9. For reasons stated above, I hold that part of the cause of action in this suit has arisen within the jurisdiction of this Court and this suit having been instituted after obtaining leave under Clause 12 of the Letters Patent this Court is competent in law to entertain the suit.

10. Mr. Ghosh has contended that leave granted should be revoked in the circumstances of this case. He argues that the balance of convenience is against the determination of this suit by this Court. The works were done in Punjab, most of the witnesses are expected to be from Punjab, so also most of the documents. There is much to be said in favour of this contention of Mr.
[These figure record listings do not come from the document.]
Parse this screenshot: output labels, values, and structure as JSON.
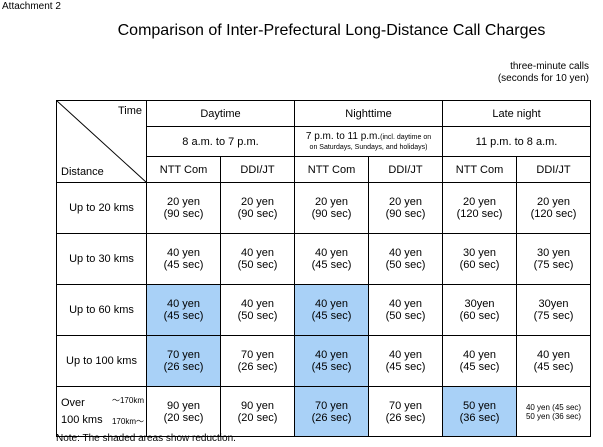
{
  "attachment": "Attachment 2",
  "title": "Comparison of Inter-Prefectural Long-Distance Call Charges",
  "note_lines": [
    "three-minute calls",
    "(seconds for 10 yen)"
  ],
  "header": {
    "time_label": "Time",
    "distance_label": "Distance",
    "periods": [
      {
        "name": "Daytime",
        "hours": "8 a.m. to 7 p.m."
      },
      {
        "name": "Nighttime",
        "hours": "7 p.m. to 11 p.m.",
        "hours_extra": "(incl. daytime on",
        "hours_extra2": "on Saturdays, Sundays, and holidays)"
      },
      {
        "name": "Late night",
        "hours": "11 p.m. to 8 a.m."
      }
    ],
    "carriers": [
      "NTT Com",
      "DDI/JT",
      "NTT Com",
      "DDI/JT",
      "NTT Com",
      "DDI/JT"
    ]
  },
  "rows": [
    {
      "label": "Up to 20 kms",
      "cells": [
        [
          "20 yen",
          "(90 sec)"
        ],
        [
          "20 yen",
          "(90 sec)"
        ],
        [
          "20 yen",
          "(90 sec)"
        ],
        [
          "20 yen",
          "(90 sec)"
        ],
        [
          "20 yen",
          "(120 sec)"
        ],
        [
          "20 yen",
          "(120 sec)"
        ]
      ]
    },
    {
      "label": "Up to 30 kms",
      "cells": [
        [
          "40 yen",
          "(45 sec)"
        ],
        [
          "40 yen",
          "(50 sec)"
        ],
        [
          "40 yen",
          "(45 sec)"
        ],
        [
          "40 yen",
          "(50 sec)"
        ],
        [
          "30 yen",
          "(60 sec)"
        ],
        [
          "30 yen",
          "(75 sec)"
        ]
      ]
    },
    {
      "label": "Up to 60 kms",
      "cells": [
        [
          "40 yen",
          "(45 sec)"
        ],
        [
          "40 yen",
          "(50 sec)"
        ],
        [
          "40 yen",
          "(45 sec)"
        ],
        [
          "40 yen",
          "(50 sec)"
        ],
        [
          "30yen",
          "(60 sec)"
        ],
        [
          "30yen",
          "(75 sec)"
        ]
      ]
    },
    {
      "label": "Up to 100 kms",
      "cells": [
        [
          "70 yen",
          "(26 sec)"
        ],
        [
          "70 yen",
          "(26 sec)"
        ],
        [
          "40 yen",
          "(45 sec)"
        ],
        [
          "40 yen",
          "(45 sec)"
        ],
        [
          "40 yen",
          "(45 sec)"
        ],
        [
          "40 yen",
          "(45 sec)"
        ]
      ]
    }
  ],
  "over_row": {
    "label_line1": "Over",
    "label_line2": "100 kms",
    "range1": "～170km",
    "range2": "170km～",
    "cells": [
      [
        "90 yen",
        "(20 sec)"
      ],
      [
        "90 yen",
        "(20 sec)"
      ],
      [
        "70 yen",
        "(26 sec)"
      ],
      [
        "70 yen",
        "(26 sec)"
      ],
      [
        "50 yen",
        "(36 sec)"
      ]
    ],
    "last_line1": "40 yen (45 sec)",
    "last_line2": "50 yen (36 sec)"
  },
  "footnote": "Note: The shaded areas show reduction.",
  "colors": {
    "shaded": "#a9d1f7"
  }
}
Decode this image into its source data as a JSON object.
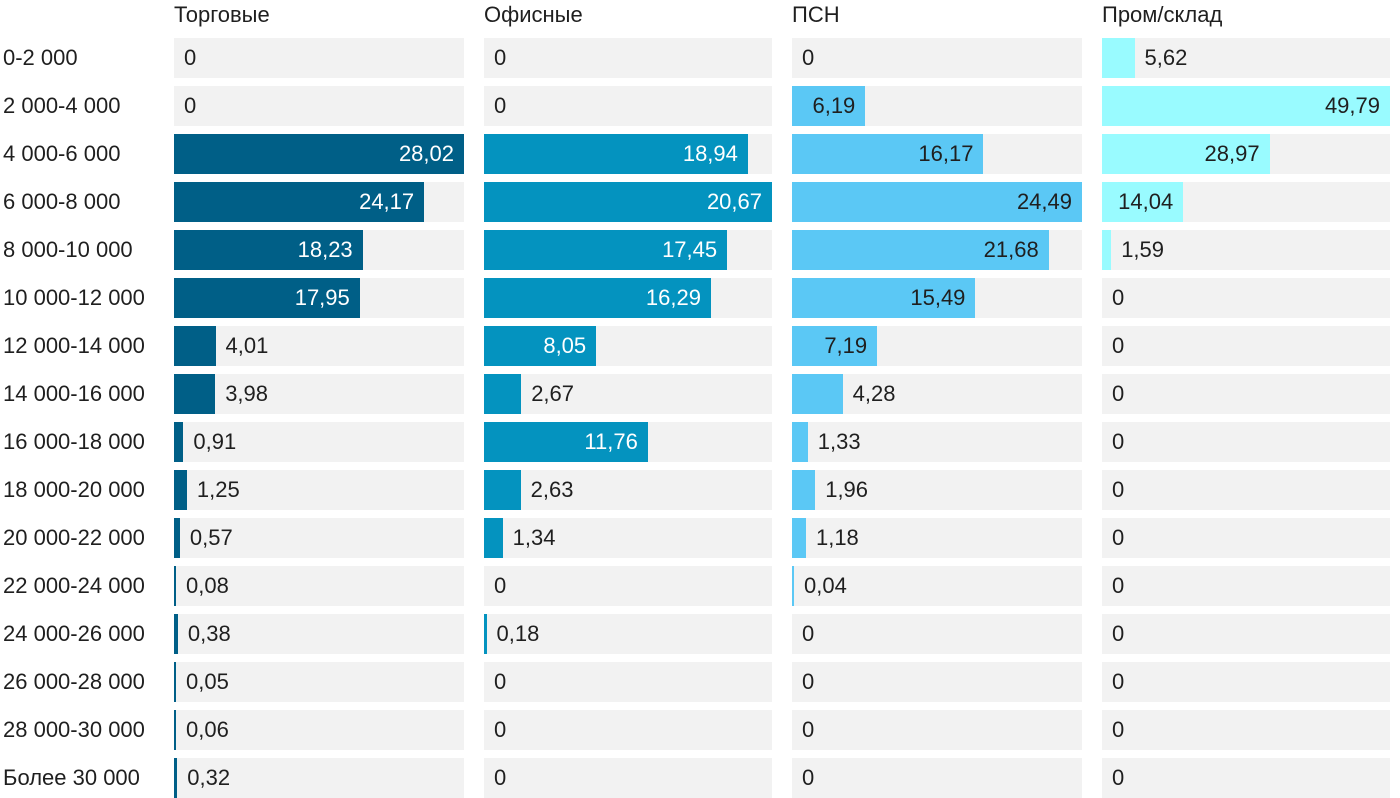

Ghosh and if an application for revocation of leave was made immediately after the summons was served on the defendant, I might have revoked the leave, But no such application was made. The suit has been allowed to proceed uptil hearing and all steps including discovery and inspection of voluminous documents have been completed and the plaintiff has been made to incur heavy costs. It would not be proper to exercise discretion to revoke leave at this stage and compel the plaintiff to institute a suit in Punjab. It is important to note that the suit was instituted on March 15, 1951 and we are in the second half of 1959. Reference may be made on this point to the observation of the Supreme Court in the case of Chittaranjan v. Barhoo Mahto, : AIR1953SC472 , in which under similar circumstances their Lordships of the Supreme Court held that grave injustice would result if the Court was to hold that 'forum convenient' was not Calcutta but Bihar and to revoke the leave on that ground. In the circumstances of the instant case, I will not be justified in revoking the leave granted under Clause 12 of the Letters Patent to institute the suit in this Court. .

11. It should be noted that the case of revocation of leave has not been properly pleaded in paragraph 17 of the written statement which reads as follows:

'The defendant submits that inasmuch as no part of the cause of action arose within the jurisdiction of this Hon'ble Court, this suit cannot be tried by this Hon'ble Court and that the leave granted under Clause 12 of the Letters Patent should be revoked'.

The point taken is that no part of the cause of action having arisen within the jurisdiction of this Court, the plaintiff was not entitled to ask for leave under Clause 12 of the Letters Patent and that the Court had no power to grant it. It is on this basis that it has been prayed that the leave should be revoked. The Court is not asked to revoke leave on the ground that the Court had power to grant leave in the instant ease, but should not have grantee? it On the ground that the balance of convenience was against the suit being tried in this Court. On the present pleadings, Mr. Ghosh is not entitled to argue that leave should be revoked on the ground of balance of convenience. The leave granted, in any judgment, cannot be and ought not to be revoked.

12. In the result, I direct an enquiry as to theamount of the plaintiff's claim as made out in paragraphs 6, 7 and 8 of the plaint. Costs reserved.Certified for two Counsel. Let this Reference betreated as an urgent Reference. Let the decree bedrawn up expeditiously.